What a simple, hearty and delicious soup this turned out to be. We love tortellini but I have never made soup with it. Usually I turn it into an Alfredo dish, but not this time! People get so focused on eating the same things over and over again that it’s nice when we fix something different like this Tortellini Soup! It was like two meals in one. First, the delicious five cheese tortellini followed by a delicious chicken based broth.
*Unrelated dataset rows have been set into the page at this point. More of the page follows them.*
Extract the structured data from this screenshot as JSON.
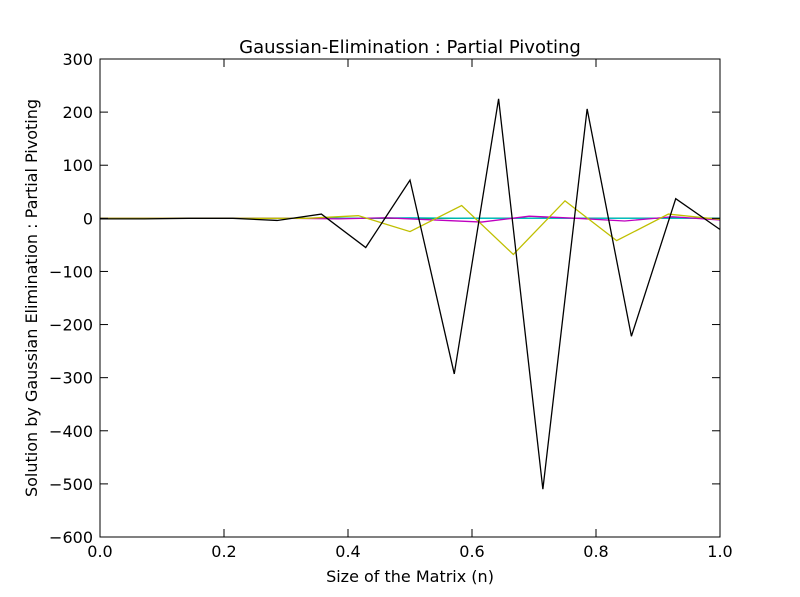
{
  "chart_data": {
    "type": "line",
    "title": "Gaussian-Elimination : Partial Pivoting",
    "xlabel": "Size of the Matrix (n)",
    "ylabel": "Solution by Gaussian Elimination : Partial Pivoting",
    "xlim": [
      0.0,
      1.0
    ],
    "ylim": [
      -600,
      300
    ],
    "xticks": [
      "0.0",
      "0.2",
      "0.4",
      "0.6",
      "0.8",
      "1.0"
    ],
    "yticks": [
      "300",
      "200",
      "100",
      "0",
      "−100",
      "−200",
      "−300",
      "−400",
      "−500",
      "−600"
    ],
    "grid": false,
    "legend": "none",
    "series": [
      {
        "color": "#0000ff",
        "x": [
          0.0,
          0.2,
          0.4,
          0.6,
          0.8,
          1.0
        ],
        "y": [
          0,
          0,
          0,
          0,
          0,
          0
        ]
      },
      {
        "color": "#008000",
        "x": [
          0.0,
          0.25,
          0.5,
          0.75,
          1.0
        ],
        "y": [
          0,
          0,
          0,
          0,
          0
        ]
      },
      {
        "color": "#00bfbf",
        "x": [
          0.0,
          0.1,
          0.2,
          0.3,
          0.4,
          0.5,
          0.6,
          0.7,
          0.8,
          0.9,
          1.0
        ],
        "y": [
          0,
          0,
          0,
          0,
          0,
          1,
          0,
          0,
          0,
          0,
          0
        ]
      },
      {
        "color": "#bf00bf",
        "x": [
          0.0,
          0.0769,
          0.1538,
          0.2308,
          0.3077,
          0.3846,
          0.4615,
          0.5385,
          0.6154,
          0.6923,
          0.7692,
          0.8462,
          0.9231,
          1.0
        ],
        "y": [
          0,
          0,
          0,
          0,
          0,
          -1,
          1,
          -3,
          -7,
          4,
          0,
          -5,
          3,
          -3
        ]
      },
      {
        "color": "#bfbf00",
        "x": [
          0.0,
          0.0833,
          0.1667,
          0.25,
          0.3333,
          0.4167,
          0.5,
          0.5833,
          0.6667,
          0.75,
          0.8333,
          0.9167,
          1.0
        ],
        "y": [
          0,
          0,
          0,
          0,
          0,
          5,
          -25,
          24,
          -68,
          33,
          -42,
          8,
          -2
        ]
      },
      {
        "color": "#000000",
        "x": [
          0.0,
          0.0714,
          0.1429,
          0.2143,
          0.2857,
          0.3571,
          0.4286,
          0.5,
          0.5714,
          0.6429,
          0.7143,
          0.7857,
          0.8571,
          0.9286,
          1.0
        ],
        "y": [
          -1,
          -1,
          0,
          0,
          -4,
          8,
          -55,
          72,
          -293,
          225,
          -510,
          206,
          -222,
          37,
          -21
        ]
      }
    ]
  }
}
This recipe makes enough for an entire family!
In a large stock pot, melt the butter and add the onion, celery, carrots and garlic.
Cook for 10 minutes over a medium heat, with a lid, stirring occasionally.
Add the chicken broth and water. Bring to a boil over medium heat.
Turn to a simmer and cook for 15 minutes with the lid on.
Add the herbs and tortellini and cook according to the package directions for the tortellini.
My tortellini said to boil for four minutes.
Sprinkle Parmesan Cheese on top and serve.
3 Tbl butter
1 clove garlic, finely chopped
2 medium celery stalks, washed and diced
1 medium carrot, peeled and diced
1 small onion, peeled and diced
1 carton 32 oz chicken broth
2 – 14 oz cans chicken broth
4 – 1/2 cups hot water
18 – 24 oz fresh cheese tortellini
1 Tbl dried parsley
1 tsp salt
1/2 tsp pepper
1/4 tsp ground nutmeg
1/4 cup parmesan cheese
In a large pot, melt butter over medium heat.
Add onions, garlic, carrots and celery. Cook on medium heat with a lid for 10 minutes stirring occasionally.
Sir in the chicken broth and water. With a lid, bring to a boil over medium heat. Reduce to a simmer and continue cooking with a lid for 15 minutes, stirring occasionally.
Add tortellini and the rest of the ingredients, except for the parmesan cheese. Cook for what ever time the tortellini package says to cook it. Mine said four minutes.
Ladle into bowls and top with parmesan cheese.